Several genes were differentially expressed between the atretic phase and the other phases making them potential biomarkers. Among them are genes related to angiogenesis such as ANGPT2 and CD36, which were over expressed in the atretic group. The status of blood vessel network is important during folliculogenesis, as an increased vascularisation is linked with better delivery of gonadotropins [72] and thecal blood vessel regression is linked with atresia of bovine non-ovulatory follicles [73]. Both ANGPT2 and CD36 can have anti-angiogenic effects [74,75]. ANK3 expression was also significantly higher at the atretic phase compared to the other phases. This protein participates in the coordination of cell membrane assembly by interacting with E-cadherin at contact sites between cells [76] and it has also been suggested as a marker of senescence in cultured fibroblast cells [77].

A decreased expression of genes related to cell proliferation (BUB1, CCNB1, CKS2, TUBB6 and PRC1) was also observed in atretic follicles. BUB1 is a key regulator of spindle assembly checkpoint and chromosomal segregation during mitosis and meiosis [78]; CCNB1 encodes for a protein that is essential for cells to enter mitosis [79]; CKS2 has been suggested to serve as a cell cycle checkpoint protein for the S/G2 transition [80]; TUBB6 is a minor isoform of tubulin that is essential for cell cycle [81]; PRC1 helps to control proliferation by regulating DNA replication [82]. The sharp decrease in the expression of these genes observed in atretic follicles is consistent with the reduced proliferation that characterises this stage, and suggests that they can be used as biomarkers to identify follicles committed to atresia.

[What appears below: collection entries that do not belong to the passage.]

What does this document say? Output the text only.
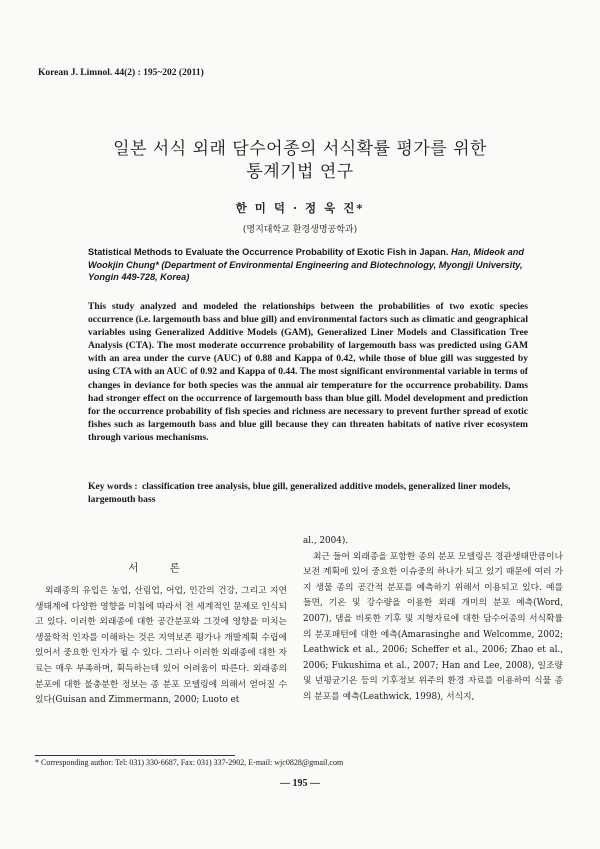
Korean J. Limnol. 44(2) : 195~202 (2011)
일본 서식 외래 담수어종의 서식확률 평가를 위한
통계기법 연구
한 미 덕 · 정 욱 진*
(명지대학교 환경생명공학과)
Statistical Methods to Evaluate the Occurrence Probability of Exotic Fish in Japan. Han, Mideok and Wookjin Chung* (Department of Environmental Engineering and Biotechnology, Myongji University, Yongin 449-728, Korea)
This study analyzed and modeled the relationships between the probabilities of two exotic species occurrence (i.e. largemouth bass and blue gill) and environmental factors such as climatic and geographical variables using Generalized Additive Models (GAM), Generalized Liner Models and Classification Tree Analysis (CTA). The most moderate occurrence probability of largemouth bass was predicted using GAM with an area under the curve (AUC) of 0.88 and Kappa of 0.42, while those of blue gill was suggested by using CTA with an AUC of 0.92 and Kappa of 0.44. The most significant environmental variable in terms of changes in deviance for both species was the annual air temperature for the occurrence probability. Dams had stronger effect on the occurrence of largemouth bass than blue gill. Model development and prediction for the occurrence probability of fish species and richness are necessary to prevent further spread of exotic fishes such as largemouth bass and blue gill because they can threaten habitats of native river ecosystem through various mechanisms.
Key words : classification tree analysis, blue gill, generalized additive models, generalized liner models, largemouth bass
서 론

외래종의 유입은 농업, 산림업, 어업, 인간의 건강, 그리고 지연생태계에 다양한 영향을 미침에 따라서 전 세계적인 문제로 인식되고 있다. 이러한 외래종에 대한 공간분포와 그것에 영향을 미치는 생물학적 인자를 이해하는 것은 지역보존 평가나 개발계획 수립에 있어서 중요한 인자가 될 수 있다. 그러나 이러한 외래종에 대한 자료는 매우 부족하며, 획득하는데 있어 어려움이 따른다. 외래종의 분포에 대한 불충분한 정보는 종 분포 모델링에 의해서 얻어질 수 있다(Guisan and Zimmermann, 2000; Luoto et

al., 2004).

최근 들어 외래종을 포함한 종의 분포 모델링은 경관생태만큼이나 보전 계획에 있어 중요한 이슈중의 하나가 되고 있기 때문에 여러 가지 생물 종의 공간적 분포를 예측하기 위해서 이용되고 있다. 예를 들면, 기온 및 강수량을 이용한 외래 개미의 분포 예측(Word, 2007), 댐을 비롯한 기후 및 지형자료에 대한 담수어종의 서식확률의 분포패턴에 대한 예측(Amarasinghe and Welcomme, 2002; Leathwick et al., 2006; Scheffer et al., 2006; Zhao et al., 2006; Fukushima et al., 2007; Han and Lee, 2008), 일조량 및 년평균기온 등의 기후정보 위주의 환경 자료를 이용하여 식물 종의 분포를 예측(Leathwick, 1998), 서식지,

* Corresponding author: Tel: 031) 330-6687, Fax: 031) 337-2902, E-mail: wjc0828@gmail.com
— 195 —
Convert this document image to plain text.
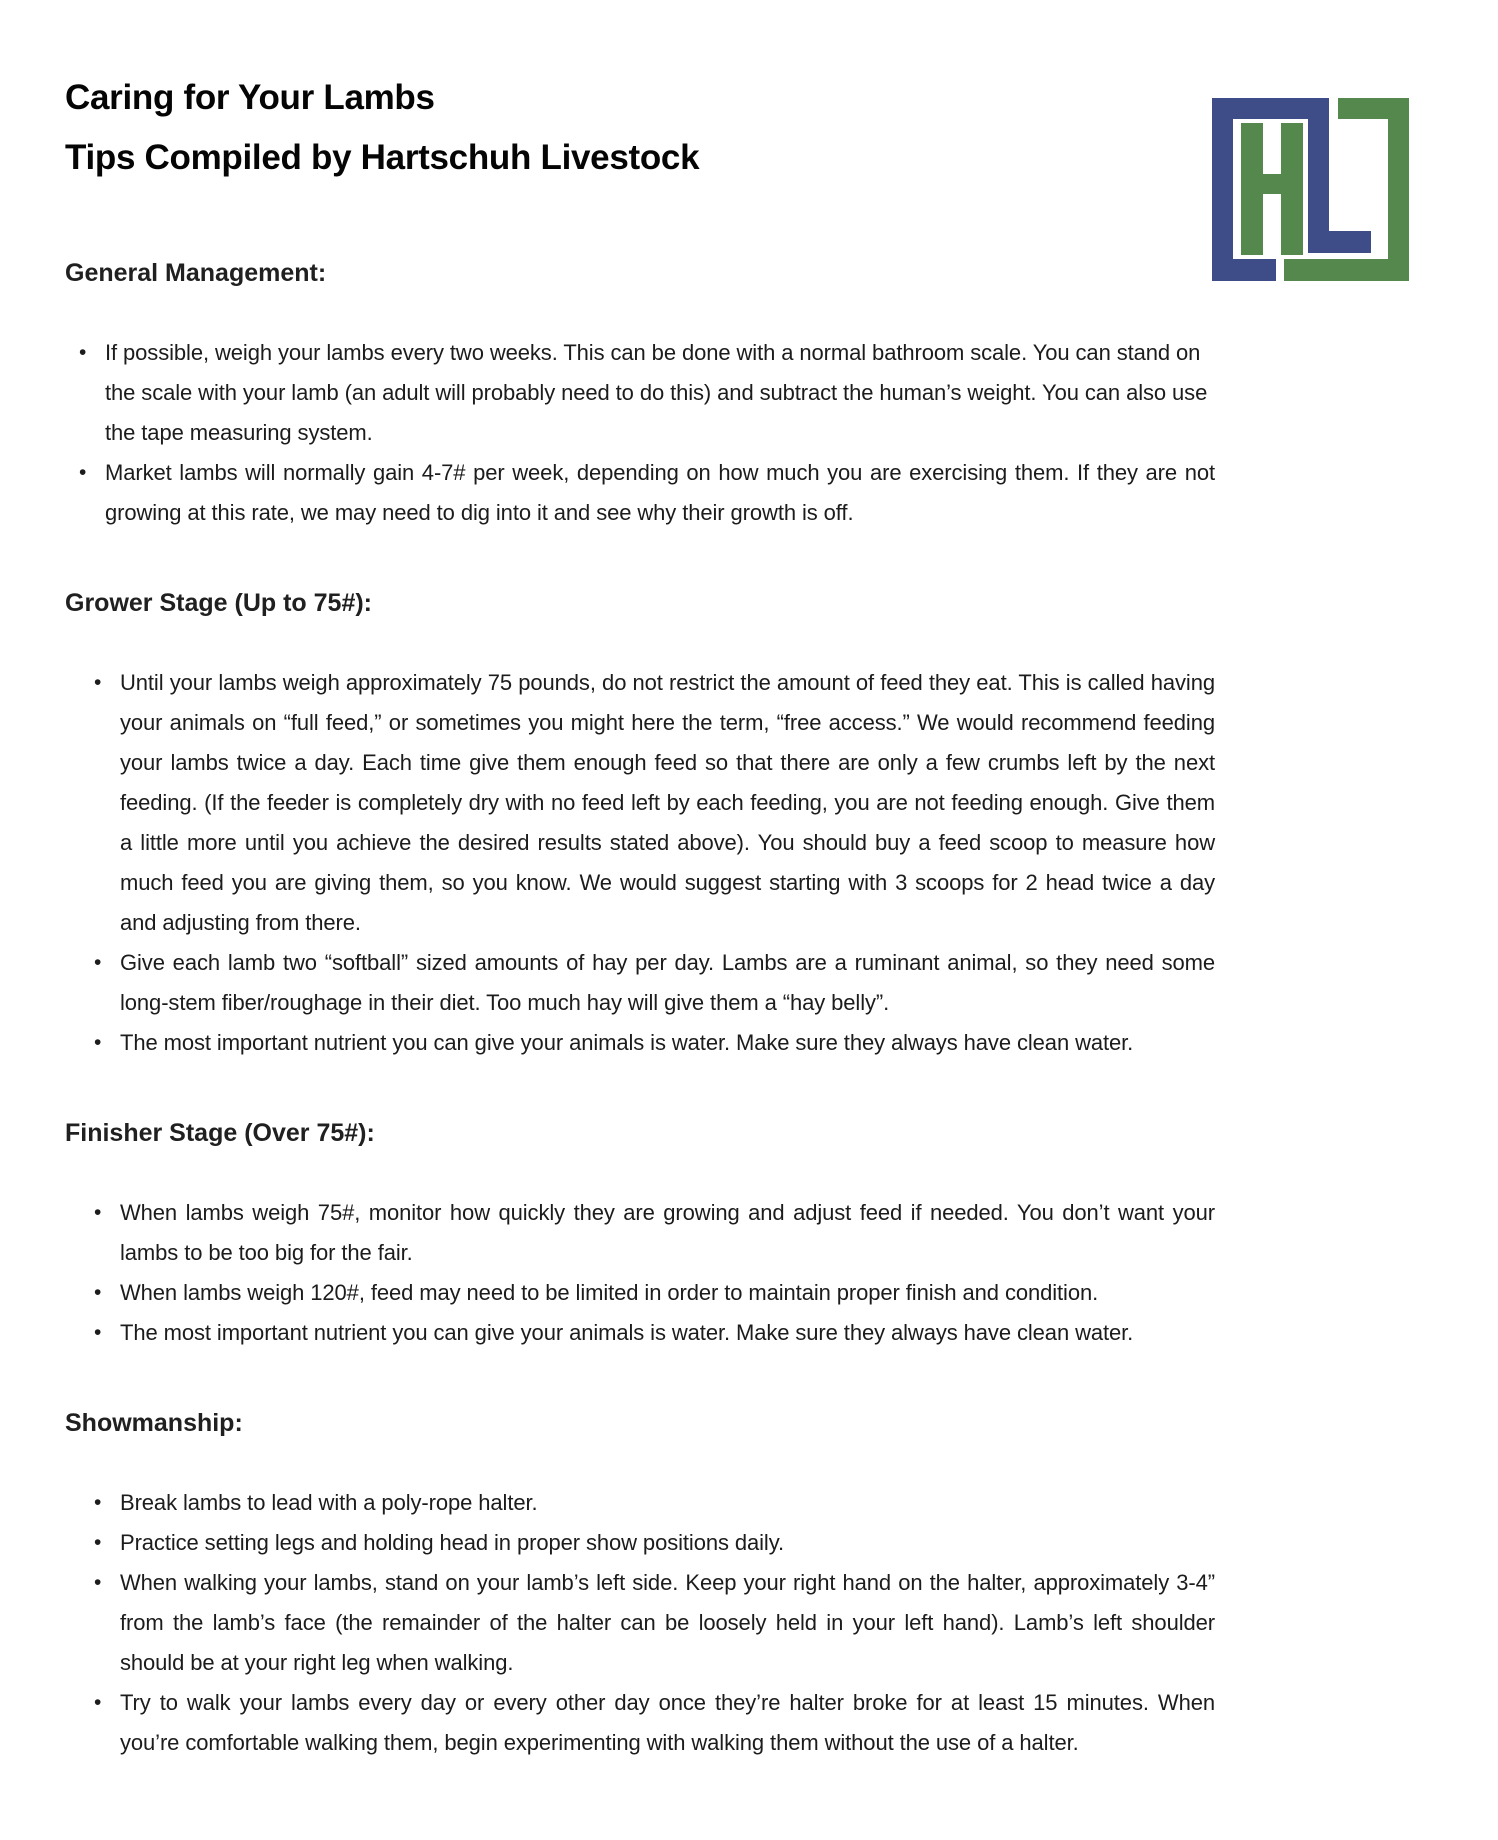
Caring for Your Lambs
Tips Compiled by Hartschuh Livestock
General Management:
• If possible, weigh your lambs every two weeks. This can be done with a normal bathroom scale. You can stand on the scale with your lamb (an adult will probably need to do this) and subtract the human’s weight. You can also use the tape measuring system.
• Market lambs will normally gain 4-7# per week, depending on how much you are exercising them. If they are not growing at this rate, we may need to dig into it and see why their growth is off.
Grower Stage (Up to 75#):
• Until your lambs weigh approximately 75 pounds, do not restrict the amount of feed they eat. This is called having your animals on “full feed,” or sometimes you might here the term, “free access.” We would recommend feeding your lambs twice a day. Each time give them enough feed so that there are only a few crumbs left by the next feeding. (If the feeder is completely dry with no feed left by each feeding, you are not feeding enough. Give them a little more until you achieve the desired results stated above). You should buy a feed scoop to measure how much feed you are giving them, so you know. We would suggest starting with 3 scoops for 2 head twice a day and adjusting from there.
• Give each lamb two “softball” sized amounts of hay per day. Lambs are a ruminant animal, so they need some long-stem fiber/roughage in their diet. Too much hay will give them a “hay belly”.
• The most important nutrient you can give your animals is water. Make sure they always have clean water.
Finisher Stage (Over 75#):
• When lambs weigh 75#, monitor how quickly they are growing and adjust feed if needed. You don’t want your lambs to be too big for the fair.
• When lambs weigh 120#, feed may need to be limited in order to maintain proper finish and condition.
• The most important nutrient you can give your animals is water. Make sure they always have clean water.
Showmanship:
• Break lambs to lead with a poly-rope halter.
• Practice setting legs and holding head in proper show positions daily.
• When walking your lambs, stand on your lamb’s left side. Keep your right hand on the halter, approximately 3-4” from the lamb’s face (the remainder of the halter can be loosely held in your left hand). Lamb’s left shoulder should be at your right leg when walking.
• Try to walk your lambs every day or every other day once they’re halter broke for at least 15 minutes. When you’re comfortable walking them, begin experimenting with walking them without the use of a halter.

The linear increase in the expression of VNN1 across all stages was consistent with the literature, as this transcript increased during the coasting period in follicles [67,83] and had been linked to follicular atresia. VNN1 is an enzyme that regulates the GSH-dependent response to oxidative injury, decreases tissue resistance to oxidative stress [84], and its over expression was consistent with the increase in apoptosis observed during follicular atresia. The progression toward the atretic stage was also accompanied by a linear decrease of PTTG1, whose suppression has been linked to increased apoptosis [85]. When over expressed, this gene limited the ability of p53 to induce apoptosis [86].

Conclusion

In conclusion, this project provided valuable clues to the physiological differences between the three growth stages of dominant follicles. It led to the identification of upstream regulators associated with functional changes that take place during the late development of follicles such as alpha catenin, HGF, IL-6 and TGFBs. It also shed light on the principal functions modulated during those changes and finally, it provided numerous potential biomarkers to simplify future determination of the growth stage of follicles.